Mr Syson believes that Leonardo changed his mind while completing a commission for the Milanese Confraternity of the Immaculate Conception, a religious order.
The confraternity commissioned a painting from Leonardo in 1483. The artist complied but appears to have been so impressed by his work that he demanded a bonus. The confraternity refused, so Leonardo sold the painting — now held by the Louvre — to the Duke of Milan.
The confraternity appears to have then asked the artist to paint another picture. Mr Syson said that Leonardo began a different painting but, for personal reasons or because the confraternity demanded it, stopped and made a copy of his previous work. Mr Syson added that Leonardo might also have made a copy because he did not have time to create a new work.

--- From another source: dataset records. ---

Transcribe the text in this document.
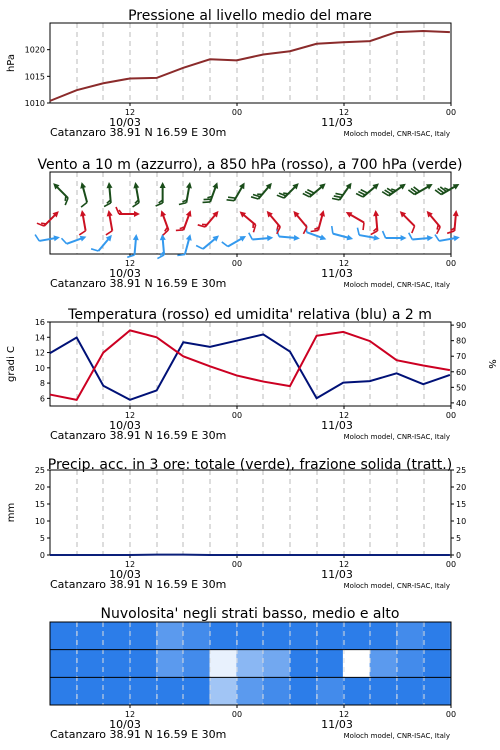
Pressione al livello medio del mare
12	00	12	00
10/03	11/03
Catanzaro 38.91 N 16.59 E 30m	Moloch model, CNR-ISAC, Italy
1010
1015
1020
hPa
Vento a 10 m (azzurro), a 850 hPa (rosso), a 700 hPa (verde)
12	00	12	00
10/03	11/03
Catanzaro 38.91 N 16.59 E 30m	Moloch model, CNR-ISAC, Italy
Temperatura (rosso) ed umidita' relativa (blu) a 2 m
12	00	12	00
10/03	11/03
Catanzaro 38.91 N 16.59 E 30m	Moloch model, CNR-ISAC, Italy
6
8
10
12
14
16
40
50
60
70
80
90
gradi C	%
Precip. acc. in 3 ore: totale (verde), frazione solida (tratt.)
12	00	12	00
10/03	11/03
Catanzaro 38.91 N 16.59 E 30m	Moloch model, CNR-ISAC, Italy
0	0
5	5
10	10
15	15
20	20
25	25
mm
Nuvolosita' negli strati basso, medio e alto
12	00	12	00
10/03	11/03
Catanzaro 38.91 N 16.59 E 30m	Moloch model, CNR-ISAC, Italy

The discovery of the second underdrawing, the basis for The Virgin of the Rocks, also proves that the painting is not merely a copy of the one that hangs in the Louvre. The drawings show that the artist experimented with details such as the size of his subjects’ foreheads, applying what he had learnt about the way light falls and the anatomy of human beings. The discovery of the new picture will be celebrated by those who subscribe to conspiracy theories propounded in The Da Vinci Code, Dan Brown’s bestselling novel that suggests that one of the characters in The Last Supper is Mary Magdalene.
“I fear we are going to have a wave of fans descending on the gallery,” Mr Syson said. “We can confidently expect some pretty insane predictions.”